During this Easter season, we have been hearing Peter’s voice every Sunday in the first and second readings.  In the Acts of the Apostles, we been hearing five of his passionate sermons in Jerusalem, including today when we heard his words on the day of Pentecost.  The last three weeks, we have also been hearing from the first of two letters are attributed to him.     

All of this—Peter’s life, career, and legacy following the resurrection—is remarkable when you consider that Peter was essentially a failed disciple.  Yes, failed. Here is a small sampling of his failures: Peter frequently misunderstood Jesus’ preaching—loudly contradicting him when he, Peter, doesn’t comprehend the message.  Peter stops the children from coming to Jesus.  He tells Jesus not to wash his feet at the Last Supper.  He falls asleep in the garden when Jesus pleads for Peter to stay awake with him.  He tells Jesus that he does not need to be arrested—and even violently resists it.  He runs away and three times denies even knowing him.  Finally, after the resurrection he tries to return to his former occupation as a fisherman, abandoning his discipleship.

Peter did not have the faith in Jesus to walk on water for more than a few steps before sinking.  And yet, on Pentecost Sunday, he received the gifts of the Holy Spirit.  The power of God descended upon him and he is changed.  We see him preaching with power.  Bringing a woman back from the dead, healing the sick, and fearlessly defying the authorities who threaten him with imprisonment, torture, and execution.
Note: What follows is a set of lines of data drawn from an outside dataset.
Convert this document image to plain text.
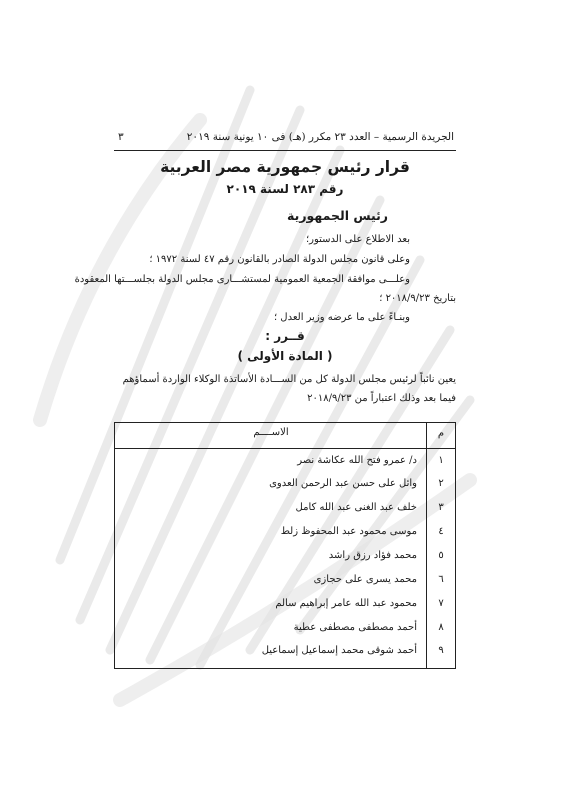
الجريدة الرسمية – العدد ٢٣ مكرر (هـ) فى ١٠ يونية سنة ٢٠١٩
٣
قرار رئيس جمهورية مصر العربية
رقم ٢٨٣ لسنة ٢٠١٩
رئيس الجمهورية
بعد الاطلاع على الدستور؛
وعلى قانون مجلس الدولة الصادر بالقانون رقم ٤٧ لسنة ١٩٧٢ ؛
وعلـــى موافقة الجمعية العمومية لمستشـــارى مجلس الدولة بجلســـتها المعقودة
بتاريخ ٢٠١٨/٩/٢٣ ؛
وبنـاءً على ما عرضه وزير العدل ؛
قــرر :
( المادة الأولى )
يعين نائباً لرئيس مجلس الدولة كل من الســـادة الأساتذة الوكلاء الواردة أسماؤهم
فيما بعد وذلك اعتباراً من ٢٠١٨/٩/٢٣
م
الاســــم
١
د/ عمرو فتح الله عكاشة نصر
٢
وائل على حسن عبد الرحمن العدوى
٣
خلف عبد الغنى عبد الله كامل
٤
موسى محمود عبد المحفوظ زلط
٥
محمد فؤاد رزق راشد
٦
محمد يسرى على حجازى
٧
محمود عبد الله عامر إبراهيم سالم
٨
أحمد مصطفى مصطفى عطية
٩
أحمد شوقى محمد إسماعيل إسماعيل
This new, transformed Peter is walking on water.  We hear the risen Christ living and speaking in him. Through the power of his preaching, 3000 people are baptized.  It is the voice of the Good Shepherd, Jesus, that we hear speaking through Peter’s mouth.

From Peter, we can take three lessons.  First, we learn what God can do through those of us who believe, even though we are apparently failed disciples.  Jesus can change the world through us.  He can make us the rock, the cornerstone of a mighty edifice.  A church against whom not even the gates of hell can prevail.    
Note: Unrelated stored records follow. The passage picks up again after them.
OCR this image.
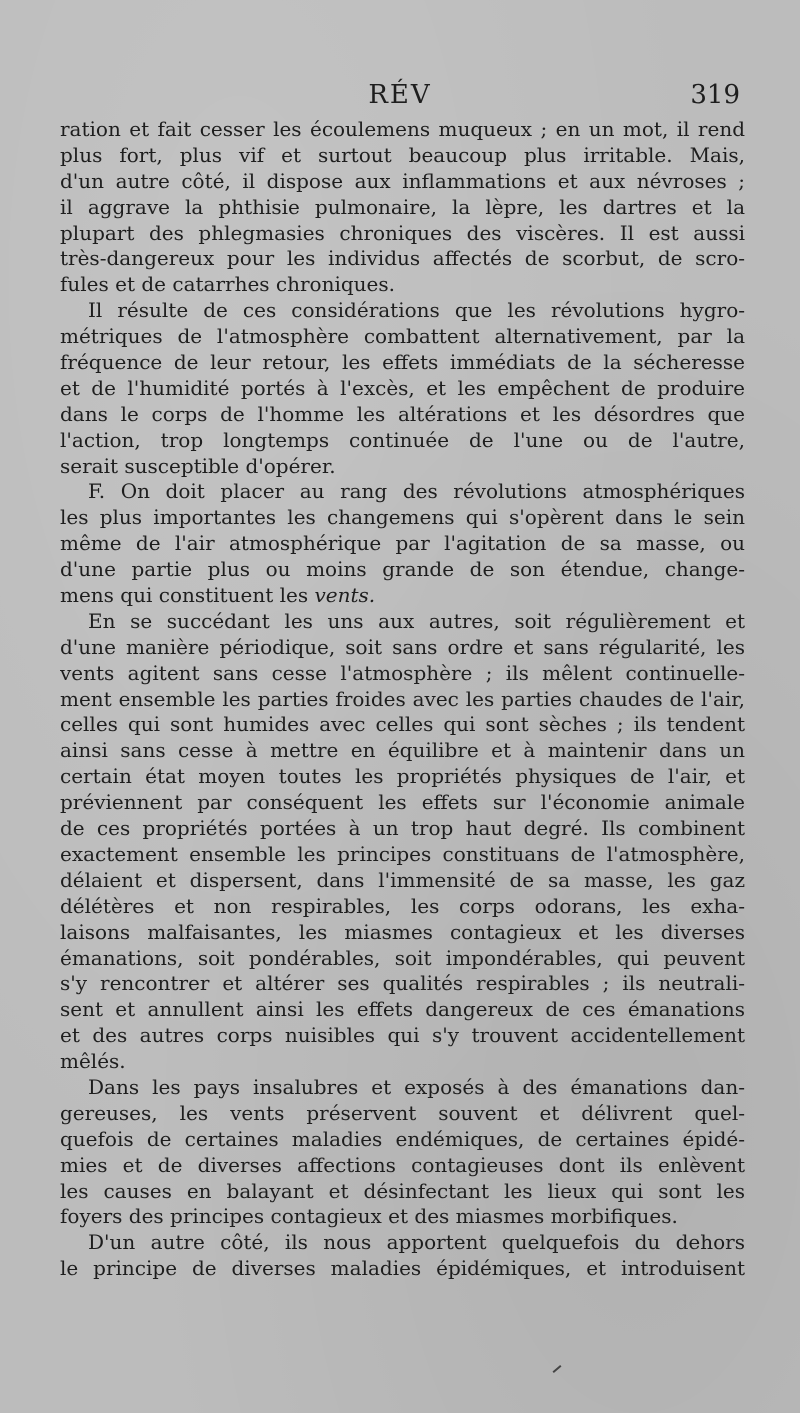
RÉV	319
ration et fait cesser les écoulemens muqueux ; en un mot, il rend
plus fort, plus vif et surtout beaucoup plus irritable. Mais,
d'un autre côté, il dispose aux inflammations et aux névroses ;
il aggrave la phthisie pulmonaire, la lèpre, les dartres et la
plupart des phlegmasies chroniques des viscères. Il est aussi
très-dangereux pour les individus affectés de scorbut, de scro-
fules et de catarrhes chroniques.
Il résulte de ces considérations que les révolutions hygro-
métriques de l'atmosphère combattent alternativement, par la
fréquence de leur retour, les effets immédiats de la sécheresse
et de l'humidité portés à l'excès, et les empêchent de produire
dans le corps de l'homme les altérations et les désordres que
l'action, trop longtemps continuée de l'une ou de l'autre,
serait susceptible d'opérer.
F. On doit placer au rang des révolutions atmosphériques
les plus importantes les changemens qui s'opèrent dans le sein
même de l'air atmosphérique par l'agitation de sa masse, ou
d'une partie plus ou moins grande de son étendue, change-
mens qui constituent les vents.
En se succédant les uns aux autres, soit régulièrement et
d'une manière périodique, soit sans ordre et sans régularité, les
vents agitent sans cesse l'atmosphère ; ils mêlent continuelle-
ment ensemble les parties froides avec les parties chaudes de l'air,
celles qui sont humides avec celles qui sont sèches ; ils tendent
ainsi sans cesse à mettre en équilibre et à maintenir dans un
certain état moyen toutes les propriétés physiques de l'air, et
préviennent par conséquent les effets sur l'économie animale
de ces propriétés portées à un trop haut degré. Ils combinent
exactement ensemble les principes constituans de l'atmosphère,
délaient et dispersent, dans l'immensité de sa masse, les gaz
délétères et non respirables, les corps odorans, les exha-
laisons malfaisantes, les miasmes contagieux et les diverses
émanations, soit pondérables, soit impondérables, qui peuvent
s'y rencontrer et altérer ses qualités respirables ; ils neutrali-
sent et annullent ainsi les effets dangereux de ces émanations
et des autres corps nuisibles qui s'y trouvent accidentellement
mêlés.
Dans les pays insalubres et exposés à des émanations dan-
gereuses, les vents préservent souvent et délivrent quel-
quefois de certaines maladies endémiques, de certaines épidé-
mies et de diverses affections contagieuses dont ils enlèvent
les causes en balayant et désinfectant les lieux qui sont les
foyers des principes contagieux et des miasmes morbifiques.
D'un autre côté, ils nous apportent quelquefois du dehors
le principe de diverses maladies épidémiques, et introduisent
Second, we a reminded that Peter is a shepherd.  Our bishops show us that with the special stick that they carry, called a crosier, that looks like a shepherd’s crook.  Though Peter is not the Good Shepherd himself—that is Jesus—St. Peter the pope and all his successors speak with a unique voice of authority.  The Catholic Church is the oldest continually operating organization in the western world and Jesus has promised us that will never will never fail. 

As people of faith, we need to listen carefully to Pope Francis and his predecessors and eventual successors.  We should avoid the temptation to filter his words through our own ideologies and American partisan politics.  We should recognize that often the pope speaks with the voice of the Good Shepherd. 

The third and final lesson from Peter challenges the first two: even though Peter was transformed by Easter and by Pentecost, he does not become perfect.  He is still fallible … still a disciple who sometimes fails.  In Peter’s epistle today, he instructs Christian slaves to endure suffering even when they don’t deserve it, offering their pain to Christ who also suffered undeservedly. This is a good spiritual message, bu Peter notably offers no advice and no challenge to enslavers, to slave masters, about their obligations.  It makes me wonder, if Peter had listened more closely to voices of Christian slaves in the first century, how different our history would look.

The voice of the Good Shepherd is also speaking to us through the smallest voices, the most marginalized, the enslaved, the despised and forgotten.  We need to listen intently for His voice speaking to us from on high and from below. 

God bless us and may Christ’s resurrection give us all ears to hear the voice of the Good Shepherd.  For He calls us all by name.  Even when we walk through the valley of the shadow death, we shall fear no evil; for He is by our side.